Con otto film all’attivo, dei quali è di tutti sceneggiatore, quello di Alexander Payne è un nome piuttosto noto quanto ammirato tra gli appassionati del cinema moderno.
Il suo humour tagliente e cattivo è sicuramente il punto di forza della propria produzione (che gli ha garantito due premi Oscar alla sceneggiatura), volta a ironizzare amaramente sui vizi e i costumi dell’attuale società americana. A quattro anni dall’ultimo (ottimo) film, Nebraska (di cui trovate un approfondimento qui), Payne decide di dare una veste nuova all’umorismo nero che lo caratterizza, partorendo una pellicola fantascientifica dal titolo piuttosto esplicativo: Downsizing.
La storia si svolge in un futuro imprecisato, nel quale la scienza è riuscita a trovare il modo per rimpicciolire le persone (ad un’altezza di quasi tredici centimetri).
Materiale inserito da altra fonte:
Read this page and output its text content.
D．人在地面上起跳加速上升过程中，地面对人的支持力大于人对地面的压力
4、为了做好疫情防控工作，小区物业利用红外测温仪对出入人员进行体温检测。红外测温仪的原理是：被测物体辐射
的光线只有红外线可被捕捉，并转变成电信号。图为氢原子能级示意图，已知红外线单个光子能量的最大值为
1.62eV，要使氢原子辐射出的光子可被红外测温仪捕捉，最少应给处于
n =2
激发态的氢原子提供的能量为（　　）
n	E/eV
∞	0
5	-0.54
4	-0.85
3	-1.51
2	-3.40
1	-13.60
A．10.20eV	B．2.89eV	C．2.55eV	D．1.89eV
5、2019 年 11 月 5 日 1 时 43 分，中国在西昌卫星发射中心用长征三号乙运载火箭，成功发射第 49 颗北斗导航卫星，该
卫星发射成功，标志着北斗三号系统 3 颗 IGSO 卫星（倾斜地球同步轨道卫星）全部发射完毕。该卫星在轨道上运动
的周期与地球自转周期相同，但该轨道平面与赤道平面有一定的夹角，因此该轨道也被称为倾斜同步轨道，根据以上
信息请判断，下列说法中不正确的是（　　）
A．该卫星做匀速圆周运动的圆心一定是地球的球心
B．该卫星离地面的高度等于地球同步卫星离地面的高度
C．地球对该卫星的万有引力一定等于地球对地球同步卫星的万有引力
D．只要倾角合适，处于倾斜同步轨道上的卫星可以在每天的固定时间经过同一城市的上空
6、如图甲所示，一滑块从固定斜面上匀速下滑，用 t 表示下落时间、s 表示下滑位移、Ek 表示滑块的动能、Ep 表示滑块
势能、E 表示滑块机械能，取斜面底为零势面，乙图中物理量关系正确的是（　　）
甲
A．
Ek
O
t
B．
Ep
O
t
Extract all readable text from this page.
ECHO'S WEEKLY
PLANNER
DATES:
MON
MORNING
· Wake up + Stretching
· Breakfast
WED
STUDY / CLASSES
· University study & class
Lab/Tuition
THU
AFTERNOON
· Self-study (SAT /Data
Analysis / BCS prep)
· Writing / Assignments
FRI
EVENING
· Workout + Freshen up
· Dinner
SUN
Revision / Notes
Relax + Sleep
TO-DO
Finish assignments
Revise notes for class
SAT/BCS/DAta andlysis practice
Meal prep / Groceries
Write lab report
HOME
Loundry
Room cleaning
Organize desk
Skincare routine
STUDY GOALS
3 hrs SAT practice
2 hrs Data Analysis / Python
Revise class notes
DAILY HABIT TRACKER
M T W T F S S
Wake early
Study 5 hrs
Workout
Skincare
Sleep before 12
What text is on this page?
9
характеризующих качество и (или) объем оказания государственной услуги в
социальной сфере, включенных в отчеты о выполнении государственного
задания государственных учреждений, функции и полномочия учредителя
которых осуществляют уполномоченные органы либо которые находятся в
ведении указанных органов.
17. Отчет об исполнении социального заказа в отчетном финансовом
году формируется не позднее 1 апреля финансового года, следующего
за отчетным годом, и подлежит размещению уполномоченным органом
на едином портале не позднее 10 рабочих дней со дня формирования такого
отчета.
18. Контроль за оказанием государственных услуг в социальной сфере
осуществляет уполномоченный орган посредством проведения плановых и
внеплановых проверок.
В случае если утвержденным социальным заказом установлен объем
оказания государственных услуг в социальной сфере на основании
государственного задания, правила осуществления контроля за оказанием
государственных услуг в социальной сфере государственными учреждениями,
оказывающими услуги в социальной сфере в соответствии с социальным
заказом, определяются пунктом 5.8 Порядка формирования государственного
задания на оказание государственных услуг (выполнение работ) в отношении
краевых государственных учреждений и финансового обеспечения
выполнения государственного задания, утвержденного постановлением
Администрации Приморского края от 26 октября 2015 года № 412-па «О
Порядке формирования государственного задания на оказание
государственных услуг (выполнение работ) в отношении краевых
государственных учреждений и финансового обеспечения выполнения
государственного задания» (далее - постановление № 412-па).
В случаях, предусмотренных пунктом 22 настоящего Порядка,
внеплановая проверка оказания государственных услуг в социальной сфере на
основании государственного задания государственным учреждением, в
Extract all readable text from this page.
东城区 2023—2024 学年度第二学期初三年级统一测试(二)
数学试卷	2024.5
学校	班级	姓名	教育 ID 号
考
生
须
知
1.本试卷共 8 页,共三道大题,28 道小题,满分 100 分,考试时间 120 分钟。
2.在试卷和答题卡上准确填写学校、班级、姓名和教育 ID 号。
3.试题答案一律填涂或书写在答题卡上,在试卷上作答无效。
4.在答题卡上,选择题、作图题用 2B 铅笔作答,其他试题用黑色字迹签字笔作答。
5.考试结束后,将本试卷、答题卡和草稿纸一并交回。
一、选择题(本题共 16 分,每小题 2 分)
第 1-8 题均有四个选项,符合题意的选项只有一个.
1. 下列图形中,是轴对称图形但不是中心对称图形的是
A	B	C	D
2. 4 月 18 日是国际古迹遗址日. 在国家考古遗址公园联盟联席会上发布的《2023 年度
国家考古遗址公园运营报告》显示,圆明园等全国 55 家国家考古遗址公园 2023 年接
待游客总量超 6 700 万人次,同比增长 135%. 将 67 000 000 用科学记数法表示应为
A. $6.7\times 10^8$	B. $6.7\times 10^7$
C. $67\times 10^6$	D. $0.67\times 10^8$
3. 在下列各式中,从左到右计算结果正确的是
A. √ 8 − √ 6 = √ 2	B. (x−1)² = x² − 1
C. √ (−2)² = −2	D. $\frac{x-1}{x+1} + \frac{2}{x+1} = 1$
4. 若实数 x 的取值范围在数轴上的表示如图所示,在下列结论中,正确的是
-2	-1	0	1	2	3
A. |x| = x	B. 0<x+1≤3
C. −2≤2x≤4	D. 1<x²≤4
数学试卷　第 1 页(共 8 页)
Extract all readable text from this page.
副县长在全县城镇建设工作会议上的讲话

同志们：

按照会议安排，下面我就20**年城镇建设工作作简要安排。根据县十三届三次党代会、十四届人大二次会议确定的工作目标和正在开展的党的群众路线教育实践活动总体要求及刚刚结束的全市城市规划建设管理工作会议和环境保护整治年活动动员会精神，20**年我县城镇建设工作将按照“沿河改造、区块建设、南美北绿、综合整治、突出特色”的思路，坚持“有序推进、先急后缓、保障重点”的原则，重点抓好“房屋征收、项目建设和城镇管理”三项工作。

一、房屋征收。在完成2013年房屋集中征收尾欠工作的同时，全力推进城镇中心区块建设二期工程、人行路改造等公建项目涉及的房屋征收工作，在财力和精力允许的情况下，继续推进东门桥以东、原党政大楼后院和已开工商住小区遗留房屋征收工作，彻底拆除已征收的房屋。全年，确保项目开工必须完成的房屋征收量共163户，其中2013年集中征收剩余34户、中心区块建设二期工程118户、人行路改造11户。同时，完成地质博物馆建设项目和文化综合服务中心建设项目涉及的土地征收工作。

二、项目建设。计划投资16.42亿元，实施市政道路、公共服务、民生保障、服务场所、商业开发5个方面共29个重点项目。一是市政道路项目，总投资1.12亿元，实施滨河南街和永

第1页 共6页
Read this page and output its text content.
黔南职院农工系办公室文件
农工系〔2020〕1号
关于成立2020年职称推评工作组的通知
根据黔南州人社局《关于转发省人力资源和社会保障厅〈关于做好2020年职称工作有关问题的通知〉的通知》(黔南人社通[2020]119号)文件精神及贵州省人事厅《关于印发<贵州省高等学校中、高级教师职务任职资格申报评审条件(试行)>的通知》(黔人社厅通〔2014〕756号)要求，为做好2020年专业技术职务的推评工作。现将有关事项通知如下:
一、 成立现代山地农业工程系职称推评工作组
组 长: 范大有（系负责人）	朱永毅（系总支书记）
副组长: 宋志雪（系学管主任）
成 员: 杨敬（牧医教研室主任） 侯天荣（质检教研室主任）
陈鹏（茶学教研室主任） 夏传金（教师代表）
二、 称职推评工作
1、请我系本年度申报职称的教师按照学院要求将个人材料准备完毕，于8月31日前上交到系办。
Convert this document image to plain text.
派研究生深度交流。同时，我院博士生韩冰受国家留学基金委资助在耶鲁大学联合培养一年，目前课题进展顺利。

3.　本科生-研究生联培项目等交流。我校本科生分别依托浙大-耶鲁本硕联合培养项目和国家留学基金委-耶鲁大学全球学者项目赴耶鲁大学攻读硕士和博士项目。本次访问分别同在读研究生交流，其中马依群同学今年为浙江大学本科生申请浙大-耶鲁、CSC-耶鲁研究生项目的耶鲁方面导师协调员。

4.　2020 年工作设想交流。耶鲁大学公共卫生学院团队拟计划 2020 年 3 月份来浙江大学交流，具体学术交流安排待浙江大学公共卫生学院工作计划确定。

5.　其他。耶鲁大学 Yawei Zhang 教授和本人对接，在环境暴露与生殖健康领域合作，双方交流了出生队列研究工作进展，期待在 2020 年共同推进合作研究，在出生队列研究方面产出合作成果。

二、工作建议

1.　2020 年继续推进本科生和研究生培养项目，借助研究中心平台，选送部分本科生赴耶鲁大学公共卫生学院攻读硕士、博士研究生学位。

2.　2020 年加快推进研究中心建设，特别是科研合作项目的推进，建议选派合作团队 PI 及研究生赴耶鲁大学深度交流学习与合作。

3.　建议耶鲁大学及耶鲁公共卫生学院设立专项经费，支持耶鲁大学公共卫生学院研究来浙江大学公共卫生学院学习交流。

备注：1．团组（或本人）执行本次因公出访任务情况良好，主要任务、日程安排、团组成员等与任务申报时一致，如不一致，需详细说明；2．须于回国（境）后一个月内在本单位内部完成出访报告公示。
La scoperta, il cui obiettivo è favorire una diminuzione della produzione di rifiuti, spinge una buona parte della popolazione mondiale a farsi rimpicciolire (in maniera irreversibile) e a vivere in mondi in miniatura completamente identici a quelli reali nei quali la vita costa notevolmente meno. Il nostro eroe Paul Safranek e sua moglie Audrey decidono di farsi rimpicciolire in quanto ciò porterebbe alla risoluzione dei problemi economici che li affliggono. All’ultimo momento, la moglie decide di rinunciare, lasciandolo da solo in quel mondo.
Un ottimo spunto per quello che sarebbe potuto essere un ottimo thriller, un film distopico alla Black Mirror o una commedia drammatica basata su questa bella trovata. Difatti la prima mezz’ora di Downsizing è piena di belle idee e trovate interessanti. Se non fosse, però, che tutto ciò si rivela assolutamente inutile. L’idea del rimpicciolimento è del tutto ininfluente sulla trama e sul tema che il film dimostra di voler affrontare. Le quasi due ore e mezzo che spesso stimolano il sonno, erano perfettamente evitabili.
Downsizing, d’altronde, mette tanta, troppa carne al fuoco. Il film arriva, goffamente, a toccare più temi (politico, scientifico, ambientale, sociale) senza riuscire ad approfondirne adeguatamente, neanche uno. Essi sono, inoltre, presentati in maniera schematica, inconcludente e piuttosto banale, e portati avanti con una fastidiosa ambiguità.
Tutto ciò porta lo spettatore ad un totale disinteresse nei confronti del film. Un disinteresse alimentato anche dalla presenza di personaggi insulsi e pressoché inconsistenti. Paul (Damon), il nostro eroe, è il personaggio più piatto di tutta l’opera: non presenta il benché minimo sviluppo, né un’adeguata profondità psicologica o un background degno di nota. La co-protagonista, Gong, è uno stereotipo vivente (il doppiaggio italiano non aiuta), oltre che un personaggio piuttosto fastidioso: il perfetto esempio di come gettare all’aria un background interessante e ben costruito. L’unico a salvarsi è Dusan, interpretato da un come sempre ottimo Cristoph Waltz; il suo è un personaggio simpaticamente cinico, con una buona, seppur piccola, evoluzione. Ovviamente il rapporto tra personaggi piatti non può che risultare piatto a sua volta. In effetti esso è superficiale e quasi inesistente, ed impedisce, quindi, ogni possibilità di empatia con la storia.
Il problema principale di Downsizing è chiaro fin da subito: l’atteggiamento. Alexander Payne palesa l’intenzione di volare alto, risultando fastidiosamente pretenzioso. Il film nasconde una banalità di fondo, proponendo una rete di riferimenti metaforici e temi attuali piuttosto importanti. Purtroppo Payne si dimostra incapace di gestire tutti quegli elementi nella maniera corretta e, quindi, di realizzare le proprie alte ambizioni.
Fatta eccezione per il buon Waltz, gli attori risultano tutti piuttosto mediocri, a partire da Matt Damon che ci regala (o meglio, infligge) una delle sue peggiori interpretazioni. Buon lavoro da parte del direttore della fotografia, Phedon Papamichael, candidato agli Oscar nel 2014 per Nebraska, film dello stesso Payne. Ottima la colonna sonora, firmata Rolfe Kent, conosciuto per aver composto la sigla della serie tv Dexter.
Ciò che stupisce di Downsizing è il constatare che i problemi più grandi del film sono riscontrabili nella sceneggiatura. Ciò risulta inusuale per uno come Payne che ha fatto della scrittura, il punto forte di ogni sua pellicola. Si spera sia solo un passo falso nella carriera di un ottimo regista, che forse, più che la statura dei propri personaggi, dovrebbe ridimensionare le proprie idee.